Rolling Along. After a hefty boost from the wartime and postwar housing shortage, trailer makers kept right on rolling; more than 150 manufacturers last year turned out 65,000 units. Where once the trailer was a jerry-built, often homemade affair, it is now a solid living unit scientifically designed for comfort. Once, half of those who bought trailers were tourists; now almost all the nation’s 1,750,000 trailer owners live full-time in their mobile homes, parked in 12,000 “trailer parks” (never “camps” to the trade) from coast to coast.

Many live in trailers in order to get from job to job (defense workers and servicemen account for more than 52% of the market). But more & more retired couples, tired of housecleaning chores and high living costs, are moving into homes on wheels. “Many people have the idea that only gypsies or tramps live in trailers,” said one housewife on wheels in Arizona. “We are semi-retired and have a business employing 1,000 people.”

Settling Down. The old idea of roaming the country in a trailer, and pulling up for a night on a hill with a view, is far from an accurate conception of trailer living. Some localities ban roadside parking and many states have laws governing the maximum length of trailers, prohibiting them from driving at night or on weekends, etc. Going from New York to Los Angeles in a 35-ft. trailer, a traveler must get individual permits from no fewer than six states, and detour around one (Iowa) entirely.

Instead of roaming, most trailer dwellers settle down in parks, pay rents of $20 a month and up. For their money, they get water, electricity, laundry, and telephone service, a small plot of land, bathroom facilities, and access, in some parks, to such recreation facilities as swimming, tennis, shuffleboard or badminton.

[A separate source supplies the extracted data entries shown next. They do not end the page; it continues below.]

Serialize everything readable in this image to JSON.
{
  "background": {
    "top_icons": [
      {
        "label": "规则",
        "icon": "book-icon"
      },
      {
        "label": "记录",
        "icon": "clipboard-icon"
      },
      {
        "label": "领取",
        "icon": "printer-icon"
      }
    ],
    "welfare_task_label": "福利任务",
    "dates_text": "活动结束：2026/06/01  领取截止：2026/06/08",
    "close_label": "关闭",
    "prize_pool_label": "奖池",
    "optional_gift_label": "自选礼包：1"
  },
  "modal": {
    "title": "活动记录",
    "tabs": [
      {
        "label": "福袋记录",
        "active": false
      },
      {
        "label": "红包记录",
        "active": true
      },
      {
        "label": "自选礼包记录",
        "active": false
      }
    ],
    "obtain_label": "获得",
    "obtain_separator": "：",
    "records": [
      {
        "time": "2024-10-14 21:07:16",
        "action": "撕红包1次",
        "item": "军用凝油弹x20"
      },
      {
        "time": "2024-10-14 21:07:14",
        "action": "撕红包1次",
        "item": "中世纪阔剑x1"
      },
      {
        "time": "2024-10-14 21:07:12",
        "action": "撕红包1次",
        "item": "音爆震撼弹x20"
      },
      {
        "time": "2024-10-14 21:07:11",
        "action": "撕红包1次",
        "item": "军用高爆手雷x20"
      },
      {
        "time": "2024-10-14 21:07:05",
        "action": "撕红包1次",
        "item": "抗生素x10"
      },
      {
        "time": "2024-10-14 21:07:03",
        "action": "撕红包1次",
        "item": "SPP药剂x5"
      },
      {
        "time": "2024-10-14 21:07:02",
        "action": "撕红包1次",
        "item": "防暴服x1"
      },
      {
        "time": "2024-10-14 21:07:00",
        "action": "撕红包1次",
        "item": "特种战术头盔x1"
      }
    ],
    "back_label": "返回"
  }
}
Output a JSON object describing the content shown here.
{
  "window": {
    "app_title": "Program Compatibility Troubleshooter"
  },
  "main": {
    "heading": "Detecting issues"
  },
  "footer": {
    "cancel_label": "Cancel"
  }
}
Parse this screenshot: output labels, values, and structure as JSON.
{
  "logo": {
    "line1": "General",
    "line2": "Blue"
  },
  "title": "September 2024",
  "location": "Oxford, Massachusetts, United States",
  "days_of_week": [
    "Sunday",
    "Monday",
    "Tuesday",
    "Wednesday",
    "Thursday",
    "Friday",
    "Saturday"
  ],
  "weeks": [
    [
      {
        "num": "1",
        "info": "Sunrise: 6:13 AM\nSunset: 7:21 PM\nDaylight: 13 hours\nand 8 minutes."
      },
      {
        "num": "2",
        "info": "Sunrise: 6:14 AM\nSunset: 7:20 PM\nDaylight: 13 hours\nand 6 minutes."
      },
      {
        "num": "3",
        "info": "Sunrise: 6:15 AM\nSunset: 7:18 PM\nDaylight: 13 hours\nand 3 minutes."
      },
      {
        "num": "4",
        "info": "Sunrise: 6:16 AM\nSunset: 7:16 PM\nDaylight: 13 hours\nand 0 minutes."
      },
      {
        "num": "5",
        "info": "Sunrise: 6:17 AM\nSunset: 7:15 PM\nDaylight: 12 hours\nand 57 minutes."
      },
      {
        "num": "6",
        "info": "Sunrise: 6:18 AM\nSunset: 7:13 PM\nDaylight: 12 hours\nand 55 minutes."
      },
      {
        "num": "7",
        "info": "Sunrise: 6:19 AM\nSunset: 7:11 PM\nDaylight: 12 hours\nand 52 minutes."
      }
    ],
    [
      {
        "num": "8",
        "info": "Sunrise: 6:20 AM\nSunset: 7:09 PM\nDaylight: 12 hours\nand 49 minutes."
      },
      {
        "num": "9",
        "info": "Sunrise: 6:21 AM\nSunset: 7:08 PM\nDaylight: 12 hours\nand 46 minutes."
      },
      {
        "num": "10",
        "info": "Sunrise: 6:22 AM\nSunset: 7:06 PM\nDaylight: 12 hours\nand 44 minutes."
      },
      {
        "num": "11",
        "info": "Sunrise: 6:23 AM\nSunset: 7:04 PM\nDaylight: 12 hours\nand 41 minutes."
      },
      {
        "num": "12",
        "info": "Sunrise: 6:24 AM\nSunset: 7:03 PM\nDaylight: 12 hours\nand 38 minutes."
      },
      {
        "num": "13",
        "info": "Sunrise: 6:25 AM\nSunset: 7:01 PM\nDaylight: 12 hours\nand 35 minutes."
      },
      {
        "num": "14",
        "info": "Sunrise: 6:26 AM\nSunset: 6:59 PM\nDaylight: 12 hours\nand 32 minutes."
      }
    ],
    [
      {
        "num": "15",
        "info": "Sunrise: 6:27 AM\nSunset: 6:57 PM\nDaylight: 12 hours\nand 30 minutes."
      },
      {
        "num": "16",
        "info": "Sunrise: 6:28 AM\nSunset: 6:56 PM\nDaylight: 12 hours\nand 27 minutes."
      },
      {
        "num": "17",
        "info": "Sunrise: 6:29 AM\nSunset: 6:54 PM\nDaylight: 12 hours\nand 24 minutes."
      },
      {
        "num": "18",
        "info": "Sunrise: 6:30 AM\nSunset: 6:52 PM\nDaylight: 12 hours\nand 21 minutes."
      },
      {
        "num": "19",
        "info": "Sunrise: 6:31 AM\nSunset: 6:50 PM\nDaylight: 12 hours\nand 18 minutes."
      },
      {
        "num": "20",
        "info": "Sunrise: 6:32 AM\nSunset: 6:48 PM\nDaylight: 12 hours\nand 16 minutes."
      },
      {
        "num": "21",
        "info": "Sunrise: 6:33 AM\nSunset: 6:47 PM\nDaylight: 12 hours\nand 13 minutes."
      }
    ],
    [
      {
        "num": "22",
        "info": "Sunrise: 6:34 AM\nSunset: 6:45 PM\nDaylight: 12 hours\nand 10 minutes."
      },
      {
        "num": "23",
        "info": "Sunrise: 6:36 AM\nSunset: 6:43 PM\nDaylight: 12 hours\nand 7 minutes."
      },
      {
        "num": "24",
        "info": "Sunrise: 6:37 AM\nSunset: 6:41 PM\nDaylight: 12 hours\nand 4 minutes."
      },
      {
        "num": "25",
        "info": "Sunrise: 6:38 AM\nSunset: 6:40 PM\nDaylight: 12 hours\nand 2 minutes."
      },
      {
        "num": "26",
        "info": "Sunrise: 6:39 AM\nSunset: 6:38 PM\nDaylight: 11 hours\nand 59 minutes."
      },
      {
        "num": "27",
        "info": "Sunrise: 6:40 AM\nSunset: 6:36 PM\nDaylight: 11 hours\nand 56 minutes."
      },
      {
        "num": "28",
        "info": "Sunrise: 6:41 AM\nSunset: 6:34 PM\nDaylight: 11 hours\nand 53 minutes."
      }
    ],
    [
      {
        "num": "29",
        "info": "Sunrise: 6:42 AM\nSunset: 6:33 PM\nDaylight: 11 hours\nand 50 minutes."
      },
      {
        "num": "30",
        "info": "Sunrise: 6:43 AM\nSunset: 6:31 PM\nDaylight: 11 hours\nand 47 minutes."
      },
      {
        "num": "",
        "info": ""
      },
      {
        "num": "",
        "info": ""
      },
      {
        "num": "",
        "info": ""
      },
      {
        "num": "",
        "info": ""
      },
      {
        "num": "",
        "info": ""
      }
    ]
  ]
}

Once in a park, most people stay quite a while. In one California park, 85% of the inhabitants have been there two years or more. Many build outside rooms on to their trailers, put up white picket fences and start vegetable gardens. Many trailer parks are model towns, with a mayor, town hall and garden clubs. Some trailerites don’t even own cars; there are companies which haul trailers anywhere in the U.S.

Commuting by Yacht. The biggest and flashiest trailer parks are in California, where 300,000 people live in 4,000 parks. In Palm Springs’s swank Rancho Trailer Park (284 spaces), the current gag is: “You can tell a poor trailer owner because he washes his Cadillac himself.” Near Balboa, overlooking the Pacific, is the 230-space Lido Trailer Park, a sort of Palm Beach on wheels. There trailer spaces rent for as much as $100 a month, and trailerites moor their yachts in slips along the front of the park. Many have two trailers, one to live in, the other for short jaunts about the country.

But the ultimate in trailer living will arrive when Paradise on Wheels, Inc. opens near Phoenix, Ariz, next year. This will be a 160-acre park with lots for sale at $795 to $1,000, and a 2,200-ft. shopping and recreation center designed by Frank Lloyd Wright.

Even with trailer parks increasing at the rate of 2,000 a year, space is still tight. And now that they are landlords to more than 1% of the population, park owners think their future is secure in good times or bad.